“Not much else to do in winter.” His thumbs brush over my knuckles. “Although watching you right now might be my new favorite winter activity.”
“I hate you,” I mutter, inching forward.
“No, you don't,” he murmurs as I wobble. “I've got you.”
His steady presence is reassuring, and for a moment, I forget to be nervous. We make slow circles around the rink, Jack's guidance keeping me upright.
We skate until my toes are numb and my cheeks hurt from laughing.
Just as I'm starting to feel confident, my overconfidence betrays me. My skates hit a rough patch of ice, and suddenly the world tilts.

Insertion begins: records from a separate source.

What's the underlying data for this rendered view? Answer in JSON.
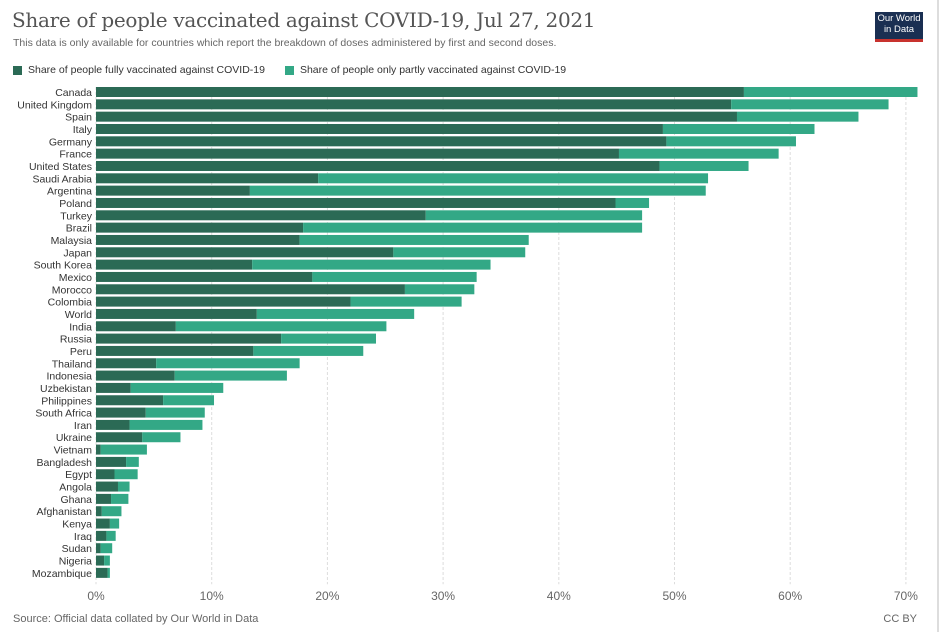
{
  "header": {
    "title": "Share of people vaccinated against COVID-19, Jul 27, 2021",
    "subtitle": "This data is only available for countries which report the breakdown of doses administered by first and second doses.",
    "logo_line1": "Our World",
    "logo_line2": "in Data"
  },
  "footer": {
    "source": "Source: Official data collated by Our World in Data",
    "license": "CC BY"
  },
  "colors": {
    "fully": "#2b6a55",
    "partly": "#33a886",
    "logo_bg": "#1a2f52",
    "logo_accent": "#c8322e"
  },
  "chart_data": {
    "type": "bar",
    "orientation": "horizontal",
    "stacked": true,
    "title": "Share of people vaccinated against COVID-19, Jul 27, 2021",
    "xlabel": "",
    "ylabel": "",
    "xlim": [
      0,
      71
    ],
    "x_ticks": [
      "0%",
      "10%",
      "20%",
      "30%",
      "40%",
      "50%",
      "60%",
      "70%"
    ],
    "x_tick_values": [
      0,
      10,
      20,
      30,
      40,
      50,
      60,
      70
    ],
    "grid": true,
    "legend_position": "top-left",
    "categories": [
      "Canada",
      "United Kingdom",
      "Spain",
      "Italy",
      "Germany",
      "France",
      "United States",
      "Saudi Arabia",
      "Argentina",
      "Poland",
      "Turkey",
      "Brazil",
      "Malaysia",
      "Japan",
      "South Korea",
      "Mexico",
      "Morocco",
      "Colombia",
      "World",
      "India",
      "Russia",
      "Peru",
      "Thailand",
      "Indonesia",
      "Uzbekistan",
      "Philippines",
      "South Africa",
      "Iran",
      "Ukraine",
      "Vietnam",
      "Bangladesh",
      "Egypt",
      "Angola",
      "Ghana",
      "Afghanistan",
      "Kenya",
      "Iraq",
      "Sudan",
      "Nigeria",
      "Mozambique"
    ],
    "series": [
      {
        "name": "Share of people fully vaccinated against COVID-19",
        "values": [
          56.0,
          54.9,
          55.4,
          49.0,
          49.3,
          45.2,
          48.7,
          19.2,
          13.3,
          44.9,
          28.5,
          17.9,
          17.6,
          25.7,
          13.5,
          18.7,
          26.7,
          22.0,
          13.9,
          6.9,
          16.0,
          13.6,
          5.2,
          6.8,
          3.0,
          5.8,
          4.3,
          2.9,
          4.0,
          0.4,
          2.6,
          1.6,
          1.9,
          1.3,
          0.5,
          1.2,
          0.9,
          0.4,
          0.7,
          1.0
        ]
      },
      {
        "name": "Share of people only partly vaccinated against COVID-19",
        "values": [
          15.0,
          13.6,
          10.5,
          13.1,
          11.2,
          13.8,
          7.7,
          33.7,
          39.4,
          2.9,
          18.7,
          29.3,
          19.8,
          11.4,
          20.6,
          14.2,
          6.0,
          9.6,
          13.6,
          18.2,
          8.2,
          9.5,
          12.4,
          9.7,
          8.0,
          4.4,
          5.1,
          6.3,
          3.3,
          4.0,
          1.1,
          2.0,
          1.0,
          1.5,
          1.7,
          0.8,
          0.8,
          1.0,
          0.5,
          0.2
        ]
      }
    ]
  }
}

My skates slip, and I crash into Jack with an undignified yelp.
Jack catches me against his chest, and suddenly we're pressed together, his arms around my waist, my hands fisted in his jacket. His breath fans warm against my cheek.
“See?” he says softly. “Told you I wouldn't let you fall.”
“Sorry!”
“Don't apologize.” His arms tighten around me. “I kind of like you right where you are.”
His face is inches from mine. Snowflakes dust his eyelashes and I can smell the chocolate and mint on his breath. His eyes are dark in the twilight, and I can see the moment his gaze drops to my lips.
The world narrows to this—the warmth of his breath, the strength of his hands, the way everything in me wants to close that tiny distance between us.
A group of teenagers whizzes past us, their laughter breaking through our bubble. But Jack doesn't let go.
“We should probably move,” I whisper, making no attempt to do so. “We're creating a traffic hazard.”
“In a minute.” His voice is rough. “I need to say something first.”
My stomach tightens with anticipation. “Jack?—”
“Please.” His thumb traces circles on my hip. “Let me get this out.”
“Eden,” he says softly. “I know this is complicated. I know there are a million reasons why we shouldn't be doing this. But I can't ignore how I feel about you. And I don't think you can either.”
The way he's looking at me—like I'm both precious and thrilling—makes it hard to think straight.
All my carefully constructed arguments about why this can't happen seem to crumble under the weight of his honesty.
“Tell me I'm wrong,” he challenges quietly. “Tell me you don't feel this too.”
I should. I should laugh it off, make a joke about the romantic atmosphere going to his head. I should remind him that soon, we'll be step-siblings. I should do anything except stand here, clutching his jacket, wanting nothing more than to kiss him.
Jack's right. I can't ignore the way my heart races every time he's near. Despite every logical reason not to, I'm falling for him.
And I'm tired of fighting this. Tired of pretending I don't watch him when he's not looking, that I don't dream about that night at the bar, that my heart doesn't skip every time he says my name.
Before I can overthink it, I lift up and plant a kiss on his startled mouth.
His lips are soft against mine, tasting of chocolate and promise. For a moment, the world stops spinning.
Then Jack pulls back, his eyes still holding that intense warmth. He glances at his watch, and I see the urgency flood his expression.
“As much as I'd love to stay here,” he says, his voice low and slightly breathless, “we need to go.”
Reality crashes back. Mom sent a message about wanting to see us again for something important. “Oh god, the dinner. I almost forgot. What time were we supposed to be there?”